'Biang Kerok' Eropa Mencekam, Belanda hingga Italia Rusuh
Jakarta, CNBC Indonesia - Sejumlah demo besar-besaran terjadi di Eropa. Sejumlah negara di Benua Biru itu seperti Belanda, Austria, Belgia, Kroasia, Austria, hingga Italia harus berurusan dengan pengunjuk rasa.
Demo ini bukan tanpa alasan. Para pengunjuk rasa tidak terima dengan rencana pemerintah beberapa negara tersebut yang ingin melakukan pembatasan hingga penguncian (lockdown) total maupun parsial akibat lonjakan kasus Covid-19.
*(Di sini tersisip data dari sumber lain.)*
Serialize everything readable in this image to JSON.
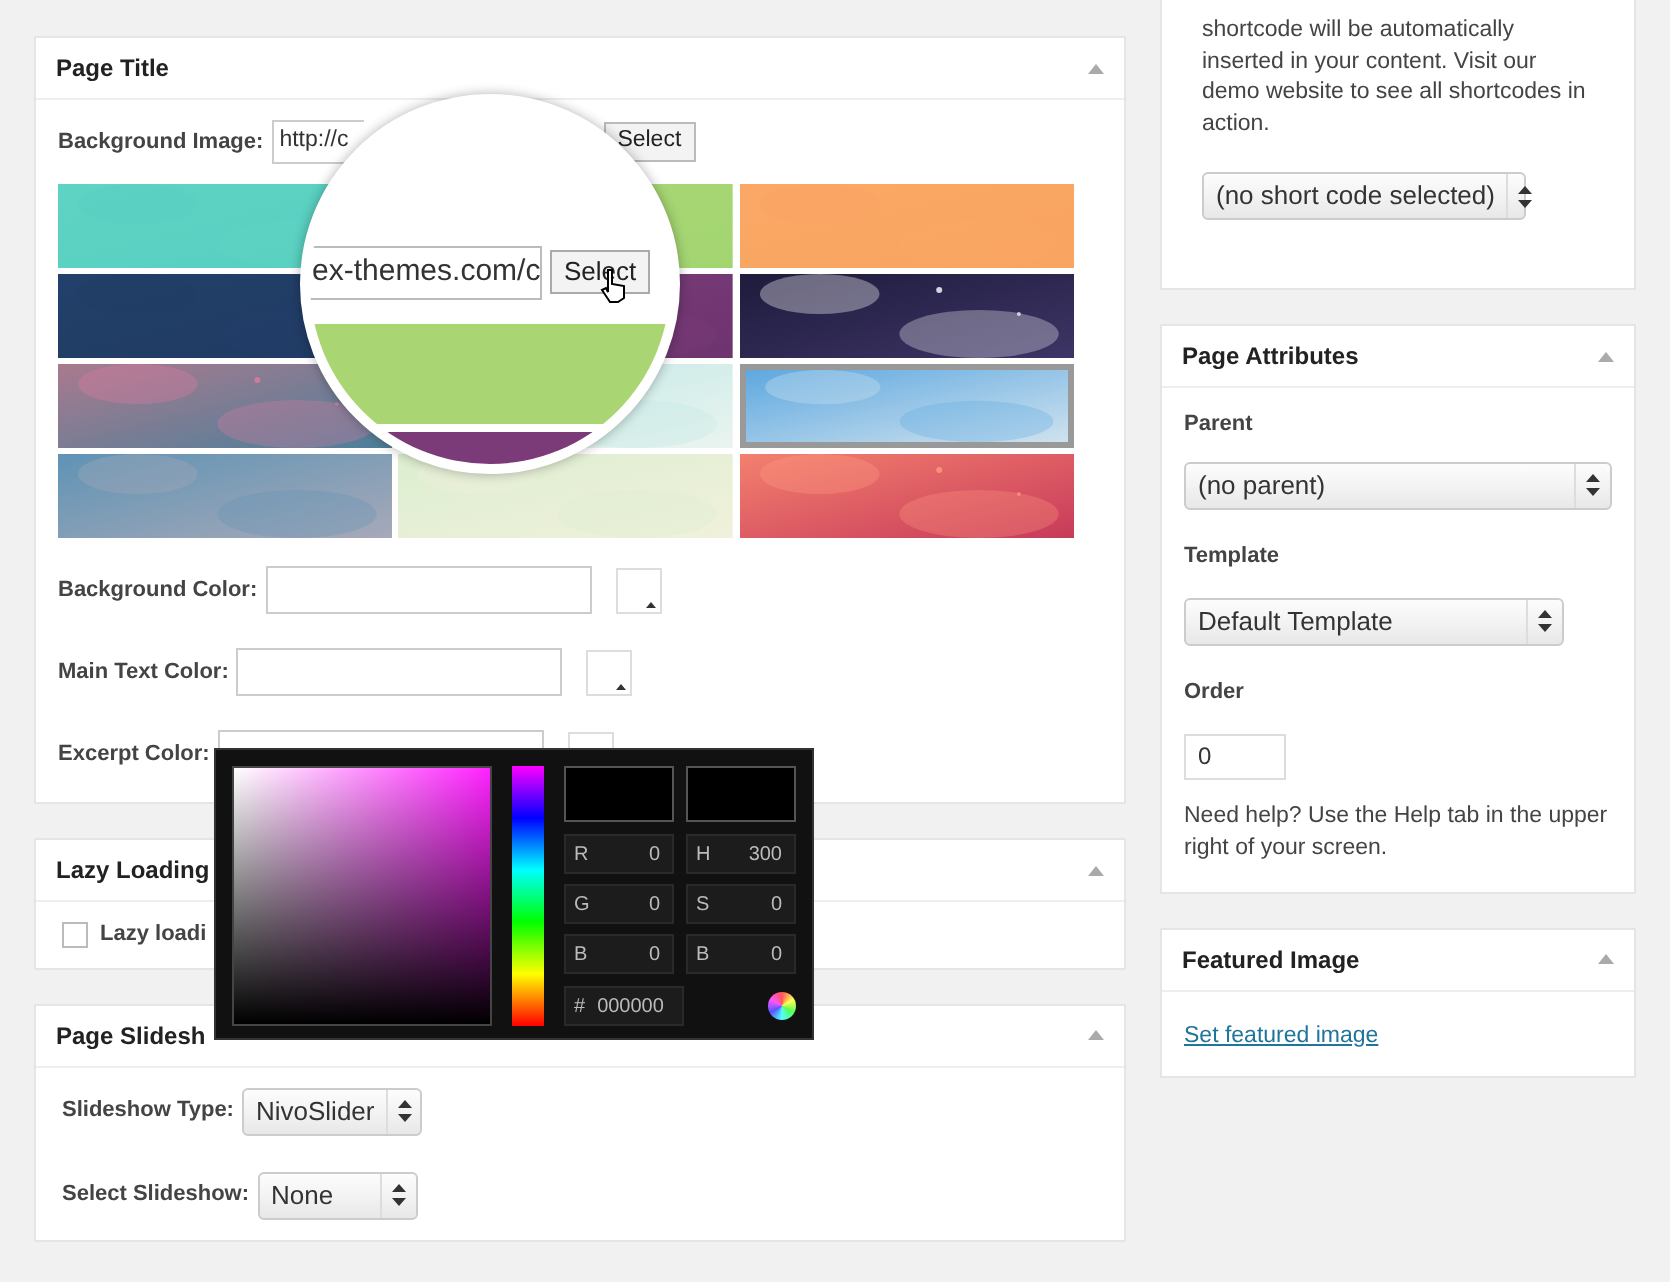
{
  "page_title_box": {
    "title": "Page Title",
    "background_image": {
      "label": "Background Image:",
      "value": "http://c",
      "button": "Select"
    },
    "images": [
      {
        "kind": "picture",
        "selected": false
      },
      {
        "kind": "picture",
        "selected": false
      },
      {
        "kind": "picture",
        "selected": false
      },
      {
        "kind": "picture",
        "selected": false
      },
      {
        "kind": "picture",
        "selected": false
      },
      {
        "kind": "picture",
        "selected": false
      },
      {
        "kind": "picture",
        "selected": false
      },
      {
        "kind": "picture",
        "selected": false
      },
      {
        "kind": "picture",
        "selected": true
      },
      {
        "kind": "picture",
        "selected": false
      },
      {
        "kind": "picture",
        "selected": false
      },
      {
        "kind": "picture",
        "selected": false
      }
    ],
    "magnifier": {
      "value": "ex-themes.com/c",
      "button": "Select"
    },
    "color_fields": [
      {
        "label": "Background Color:"
      },
      {
        "label": "Main Text Color:"
      },
      {
        "label": "Excerpt Color:"
      }
    ]
  },
  "color_picker": {
    "channels": [
      {
        "label": "R",
        "value": "0"
      },
      {
        "label": "H",
        "value": "300"
      },
      {
        "label": "G",
        "value": "0"
      },
      {
        "label": "S",
        "value": "0"
      },
      {
        "label": "B",
        "value": "0"
      },
      {
        "label": "B",
        "value": "0"
      }
    ],
    "hex_label": "#",
    "hex": "000000"
  },
  "lazy_loading": {
    "title": "Lazy Loading",
    "checkbox": {
      "label": "Lazy loadi",
      "checked": false
    }
  },
  "page_slideshow": {
    "title": "Page Slidesh",
    "fields": [
      {
        "label": "Slideshow Type:",
        "value": "NivoSlider"
      },
      {
        "label": "Select Slideshow:",
        "value": "None"
      }
    ]
  },
  "shortcodes": {
    "text": "shortcode will be automatically inserted in your content. Visit our demo website to see all shortcodes in action.",
    "select": "(no short code selected)"
  },
  "page_attributes": {
    "title": "Page Attributes",
    "parent_label": "Parent",
    "parent": "(no parent)",
    "template_label": "Template",
    "template": "Default Template",
    "order_label": "Order",
    "order": "0",
    "help": "Need help? Use the Help tab in the upper right of your screen."
  },
  "featured_image": {
    "title": "Featured Image",
    "link": "Set featured image"
  }
}
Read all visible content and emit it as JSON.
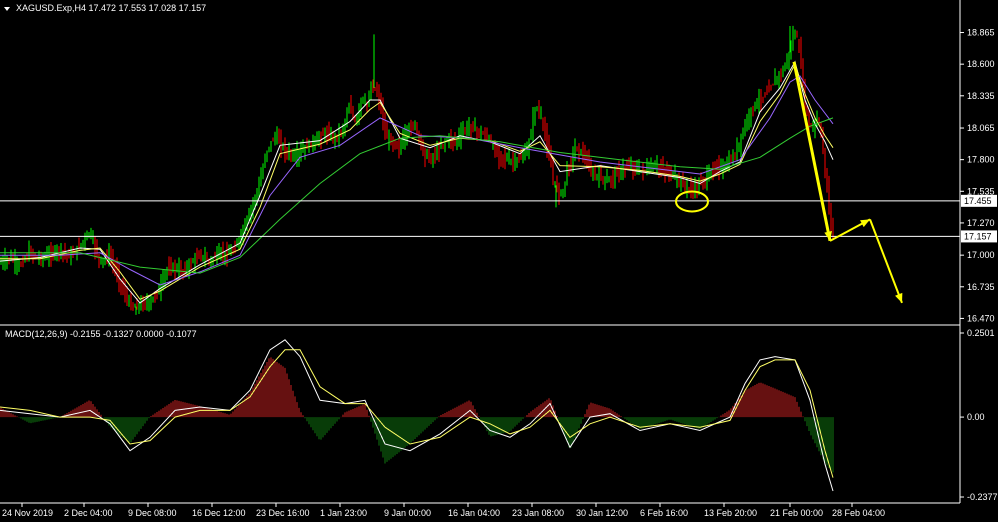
{
  "header": {
    "symbol_info": "XAGUSD.Exp,H4  17.472 17.553 17.028 17.157"
  },
  "macd_header": {
    "text": "MACD(12,26,9) -0.2155 -0.1327 0.0000 -0.1077"
  },
  "colors": {
    "background": "#000000",
    "bull_candle": "#00ff00",
    "bear_candle": "#ff0000",
    "ma_fast": "#ffffff",
    "ma_mid": "#ffff66",
    "ma_slow": "#9966ff",
    "ma_long": "#33cc33",
    "hline": "#ffffff",
    "arrow": "#ffff00",
    "macd_pos": "#cc2222",
    "macd_neg": "#117711",
    "macd_line": "#ffffff",
    "signal_line": "#ffff66"
  },
  "chart_data": [
    {
      "type": "candlestick",
      "title": "XAGUSD.Exp,H4",
      "yticks": [
        "18.865",
        "18.600",
        "18.335",
        "18.065",
        "17.800",
        "17.535",
        "17.270",
        "17.000",
        "16.735",
        "16.470"
      ],
      "ylim": [
        16.44,
        18.97
      ],
      "hlines": [
        {
          "value": 17.455,
          "label": "17.455"
        },
        {
          "value": 17.157,
          "label": "17.157"
        }
      ],
      "xticks": [
        "24 Nov 2019",
        "2 Dec 04:00",
        "9 Dec 08:00",
        "16 Dec 12:00",
        "23 Dec 16:00",
        "1 Jan 23:00",
        "9 Jan 00:00",
        "16 Jan 04:00",
        "23 Jan 08:00",
        "30 Jan 12:00",
        "6 Feb 16:00",
        "13 Feb 20:00",
        "21 Feb 00:00",
        "28 Feb 04:00"
      ],
      "price_path": {
        "x": [
          0,
          10,
          20,
          30,
          40,
          50,
          60,
          66,
          72,
          80,
          90,
          100,
          110,
          117,
          125,
          133,
          140,
          150,
          160,
          167,
          175,
          183,
          190,
          200,
          210,
          220,
          228,
          236,
          244,
          252,
          260,
          268,
          276,
          285,
          295,
          305,
          315,
          325,
          335,
          343,
          350,
          356,
          362,
          368,
          372,
          376,
          380,
          386,
          392,
          400,
          408,
          416,
          424,
          432,
          440,
          448,
          456,
          464,
          472,
          480,
          488,
          496,
          504,
          512,
          520,
          528,
          536,
          542,
          548,
          554,
          558,
          562,
          568,
          576,
          584,
          592,
          600,
          608,
          616,
          624,
          632,
          640,
          648,
          656,
          664,
          672,
          680,
          688,
          694,
          700,
          706,
          712,
          718,
          724,
          730,
          736,
          742,
          748,
          754,
          760,
          766,
          772,
          778,
          784,
          790,
          795,
          800,
          806,
          812,
          818,
          822,
          826,
          830,
          833
        ],
        "y": [
          16.93,
          16.98,
          16.91,
          17.02,
          16.97,
          17.0,
          17.05,
          17.01,
          16.99,
          17.08,
          17.2,
          16.95,
          17.0,
          16.85,
          16.67,
          16.56,
          16.58,
          16.6,
          16.72,
          16.88,
          16.9,
          16.86,
          16.92,
          17.0,
          16.95,
          17.02,
          17.0,
          17.06,
          17.22,
          17.4,
          17.6,
          17.9,
          18.0,
          17.88,
          17.82,
          17.9,
          17.95,
          18.02,
          17.98,
          18.05,
          18.25,
          18.1,
          18.32,
          18.25,
          18.42,
          18.38,
          18.3,
          18.0,
          17.95,
          17.9,
          18.05,
          18.1,
          17.85,
          17.8,
          17.9,
          17.98,
          17.95,
          18.05,
          18.08,
          18.02,
          18.0,
          17.85,
          17.82,
          17.78,
          17.8,
          17.88,
          18.25,
          18.15,
          17.9,
          17.62,
          17.55,
          17.5,
          17.72,
          17.9,
          17.85,
          17.68,
          17.66,
          17.62,
          17.68,
          17.72,
          17.75,
          17.7,
          17.72,
          17.75,
          17.71,
          17.68,
          17.62,
          17.56,
          17.54,
          17.6,
          17.64,
          17.7,
          17.75,
          17.72,
          17.78,
          17.85,
          18.0,
          18.15,
          18.25,
          18.3,
          18.35,
          18.42,
          18.5,
          18.55,
          18.7,
          18.88,
          18.72,
          18.2,
          18.05,
          18.15,
          18.0,
          17.65,
          17.4,
          17.157
        ]
      },
      "moving_averages": [
        {
          "color_key": "ma_fast",
          "x": [
            0,
            40,
            80,
            100,
            120,
            140,
            160,
            200,
            240,
            260,
            280,
            320,
            350,
            370,
            380,
            400,
            430,
            460,
            490,
            520,
            540,
            560,
            600,
            640,
            680,
            700,
            720,
            740,
            760,
            780,
            795,
            805,
            815,
            825,
            833
          ],
          "y": [
            16.95,
            16.98,
            17.06,
            17.05,
            16.8,
            16.6,
            16.72,
            16.92,
            17.1,
            17.5,
            17.92,
            17.96,
            18.12,
            18.3,
            18.3,
            17.98,
            17.9,
            18.0,
            17.95,
            17.85,
            18.0,
            17.7,
            17.75,
            17.7,
            17.65,
            17.6,
            17.7,
            17.78,
            18.2,
            18.4,
            18.62,
            18.3,
            18.1,
            17.95,
            17.8
          ]
        },
        {
          "color_key": "ma_mid",
          "x": [
            0,
            40,
            80,
            100,
            120,
            140,
            160,
            200,
            240,
            260,
            280,
            320,
            350,
            370,
            380,
            400,
            430,
            460,
            490,
            520,
            540,
            560,
            600,
            640,
            680,
            700,
            720,
            740,
            760,
            780,
            795,
            805,
            815,
            825,
            833
          ],
          "y": [
            16.97,
            16.97,
            17.04,
            17.06,
            16.86,
            16.63,
            16.7,
            16.9,
            17.05,
            17.4,
            17.85,
            17.93,
            18.05,
            18.22,
            18.28,
            18.02,
            17.92,
            17.98,
            17.96,
            17.87,
            17.95,
            17.75,
            17.74,
            17.71,
            17.66,
            17.62,
            17.68,
            17.76,
            18.12,
            18.35,
            18.6,
            18.35,
            18.15,
            18.0,
            17.9
          ]
        },
        {
          "color_key": "ma_slow",
          "x": [
            0,
            60,
            100,
            130,
            160,
            200,
            240,
            270,
            300,
            340,
            380,
            420,
            470,
            520,
            560,
            600,
            650,
            700,
            740,
            770,
            790,
            800,
            815,
            833
          ],
          "y": [
            17.0,
            17.0,
            17.02,
            16.88,
            16.75,
            16.86,
            17.0,
            17.5,
            17.82,
            17.92,
            18.15,
            18.0,
            17.98,
            17.9,
            17.84,
            17.78,
            17.73,
            17.68,
            17.8,
            18.15,
            18.45,
            18.5,
            18.3,
            18.1
          ]
        },
        {
          "color_key": "ma_long",
          "x": [
            0,
            80,
            140,
            200,
            240,
            280,
            320,
            360,
            400,
            440,
            500,
            560,
            620,
            680,
            720,
            760,
            790,
            810,
            833
          ],
          "y": [
            17.02,
            17.02,
            16.9,
            16.85,
            16.98,
            17.3,
            17.6,
            17.85,
            17.98,
            18.0,
            17.95,
            17.86,
            17.8,
            17.74,
            17.72,
            17.82,
            17.98,
            18.08,
            18.15
          ]
        }
      ],
      "annotations": [
        {
          "type": "ellipse",
          "color_key": "arrow",
          "x": 692,
          "y": 17.45
        },
        {
          "type": "arrow_path",
          "color_key": "arrow",
          "points": [
            [
              794,
              18.62
            ],
            [
              830,
              17.12
            ],
            [
              870,
              17.3
            ],
            [
              902,
              16.6
            ]
          ]
        }
      ]
    },
    {
      "type": "histogram_with_lines",
      "title": "MACD(12,26,9)",
      "yticks": [
        "0.2501",
        "0.00",
        "-0.2377"
      ],
      "ylim": [
        -0.2377,
        0.2501
      ],
      "macd_x": [
        0,
        30,
        60,
        90,
        110,
        130,
        150,
        175,
        200,
        230,
        250,
        270,
        285,
        300,
        320,
        345,
        365,
        385,
        410,
        440,
        470,
        490,
        510,
        530,
        550,
        570,
        590,
        610,
        640,
        670,
        700,
        730,
        745,
        760,
        775,
        795,
        810,
        825,
        833
      ],
      "macd_line": [
        0.02,
        0.01,
        0.0,
        0.02,
        -0.02,
        -0.1,
        -0.06,
        0.02,
        0.03,
        0.02,
        0.08,
        0.2,
        0.23,
        0.18,
        0.05,
        0.04,
        0.05,
        -0.08,
        -0.1,
        -0.05,
        0.02,
        -0.04,
        -0.06,
        -0.02,
        0.04,
        -0.09,
        0.0,
        0.01,
        -0.04,
        -0.02,
        -0.04,
        0.0,
        0.1,
        0.17,
        0.18,
        0.17,
        0.05,
        -0.14,
        -0.22
      ],
      "signal_line": [
        0.03,
        0.02,
        0.0,
        0.0,
        -0.01,
        -0.08,
        -0.07,
        0.0,
        0.02,
        0.02,
        0.06,
        0.15,
        0.2,
        0.2,
        0.09,
        0.04,
        0.04,
        -0.03,
        -0.08,
        -0.06,
        0.0,
        -0.02,
        -0.05,
        -0.03,
        0.02,
        -0.06,
        -0.02,
        0.0,
        -0.03,
        -0.02,
        -0.03,
        -0.01,
        0.08,
        0.15,
        0.17,
        0.17,
        0.08,
        -0.1,
        -0.18
      ],
      "histogram": [
        0.01,
        -0.01,
        0.0,
        0.02,
        -0.01,
        -0.02,
        0.01,
        0.02,
        0.01,
        0.0,
        0.02,
        0.05,
        0.03,
        -0.02,
        -0.04,
        0.0,
        0.01,
        -0.05,
        -0.02,
        0.01,
        0.02,
        -0.02,
        -0.01,
        0.01,
        0.02,
        -0.03,
        0.02,
        0.01,
        -0.01,
        0.0,
        -0.01,
        0.01,
        0.02,
        0.02,
        0.01,
        0.0,
        -0.03,
        -0.04,
        -0.04
      ]
    }
  ]
}
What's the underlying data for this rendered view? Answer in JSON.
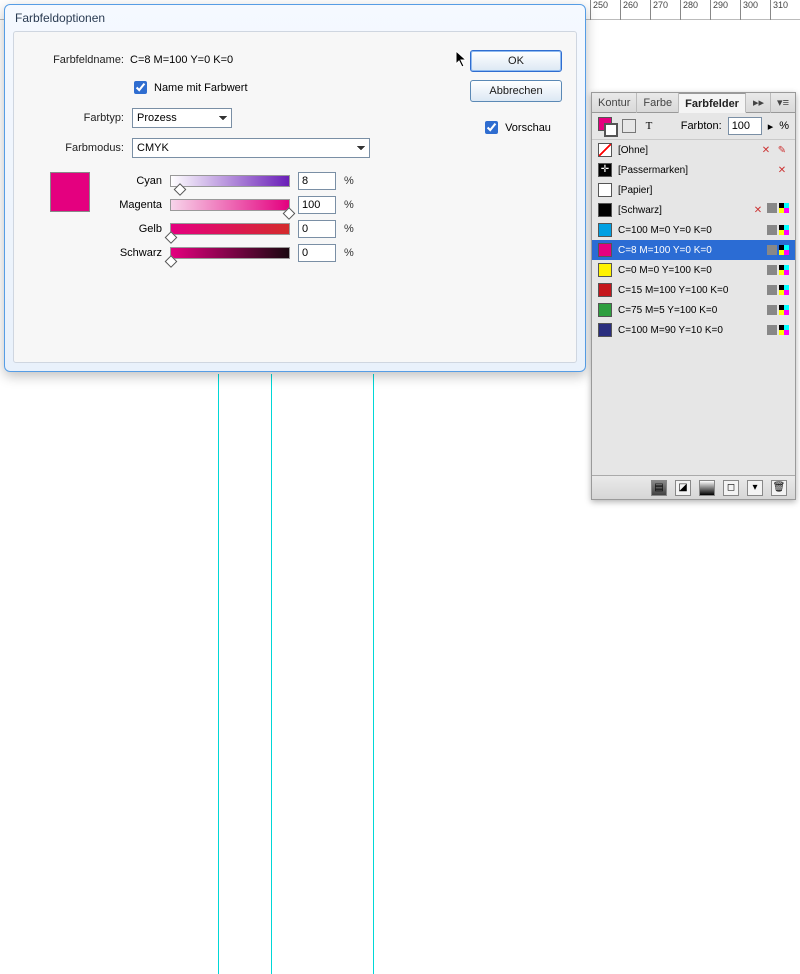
{
  "ruler_ticks": [
    "250",
    "260",
    "270",
    "280",
    "290",
    "300",
    "310"
  ],
  "dialog": {
    "title": "Farbfeldoptionen",
    "name_label": "Farbfeldname:",
    "name_value": "C=8 M=100 Y=0 K=0",
    "name_with_value_label": "Name mit Farbwert",
    "name_with_value_checked": true,
    "type_label": "Farbtyp:",
    "type_value": "Prozess",
    "mode_label": "Farbmodus:",
    "mode_value": "CMYK",
    "ok_label": "OK",
    "cancel_label": "Abbrechen",
    "preview_label": "Vorschau",
    "preview_checked": true,
    "preview_color": "#e4007f",
    "sliders": {
      "cyan": {
        "label": "Cyan",
        "value": "8",
        "gradient": "linear-gradient(to right,#ffffff,#6a1fb8)",
        "pos": 8
      },
      "magenta": {
        "label": "Magenta",
        "value": "100",
        "gradient": "linear-gradient(to right,#f7d4ea,#e4007f)",
        "pos": 100
      },
      "yellow": {
        "label": "Gelb",
        "value": "0",
        "gradient": "linear-gradient(to right,#e4007f,#d42b2b)",
        "pos": 0
      },
      "black": {
        "label": "Schwarz",
        "value": "0",
        "gradient": "linear-gradient(to right,#e4007f,#1a0810)",
        "pos": 0
      }
    }
  },
  "panel": {
    "tabs": {
      "kontur": "Kontur",
      "farbe": "Farbe",
      "farbfelder": "Farbfelder"
    },
    "farbton_label": "Farbton:",
    "farbton_value": "100",
    "percent": "%",
    "swatches": [
      {
        "name": "[Ohne]",
        "color": "#ffffff",
        "none": true,
        "locked": true,
        "editable": true
      },
      {
        "name": "[Passermarken]",
        "color": "#000000",
        "registration": true,
        "locked": true
      },
      {
        "name": "[Papier]",
        "color": "#ffffff"
      },
      {
        "name": "[Schwarz]",
        "color": "#000000",
        "locked": true,
        "cmyk": true
      },
      {
        "name": "C=100 M=0 Y=0 K=0",
        "color": "#00a0e3",
        "cmyk": true
      },
      {
        "name": "C=8 M=100 Y=0 K=0",
        "color": "#e4007f",
        "cmyk": true,
        "selected": true
      },
      {
        "name": "C=0 M=0 Y=100 K=0",
        "color": "#fff200",
        "cmyk": true
      },
      {
        "name": "C=15 M=100 Y=100 K=0",
        "color": "#c4161c",
        "cmyk": true
      },
      {
        "name": "C=75 M=5 Y=100 K=0",
        "color": "#2e9e3f",
        "cmyk": true
      },
      {
        "name": "C=100 M=90 Y=10 K=0",
        "color": "#2a2e7e",
        "cmyk": true
      }
    ]
  }
}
Di Belgia, puluhan ribu orang berbaris di Brussel memprotes tindakan anti-Covid-19. Beberapa melemparkan kembang api ke arah aparat yang kemudian dibalas dengan gas air mata dan Meriam air.
Pemerintah Negeri Waffle itu sendiri mulai menerapkan kartu Covid-19 untuk warga memasuki tempat umum. Ini cara pemerintah untuk menekan warga anti-vaksin untuk mau diinokulasi.
Hal sama juga terjadi di Belanda. Bahkan pengrusakan masih terjadi di sejumlah kota menentang penguncian parsial. Dalam aksi itu, setidaknya 64 orang ditangkap.
Protes juga terjadi di ibu kota Wina Austria, setelah lockdown terbaru diterapkan secara total selama 20 hari ke depan. Pemerintah juga mewajibkan suntikan vaksin Covid-19 Februari 2022.
Di Kroasia ribuan warga juga berbaris di Zagreb menunjukkan kemarahan pada vaksinasi wajib pekerja sektor publik. Sedangkan di Italia beberapa warga berunjuk rasa di Circus Maximus Roma untuk menentang 'paspor vaksin' guna bekerja dan menaiki transportasi umum.
Mengutip bank data Reuters, rata-rata negara Eropa mengalami kenaikan kasus yang signifikan. Bahkan negara-negara seperti Belanda, Jerman, Austria, Slovakia, Denmark, Norwegia, dan Hungaria sedang dalam puncak infeksi.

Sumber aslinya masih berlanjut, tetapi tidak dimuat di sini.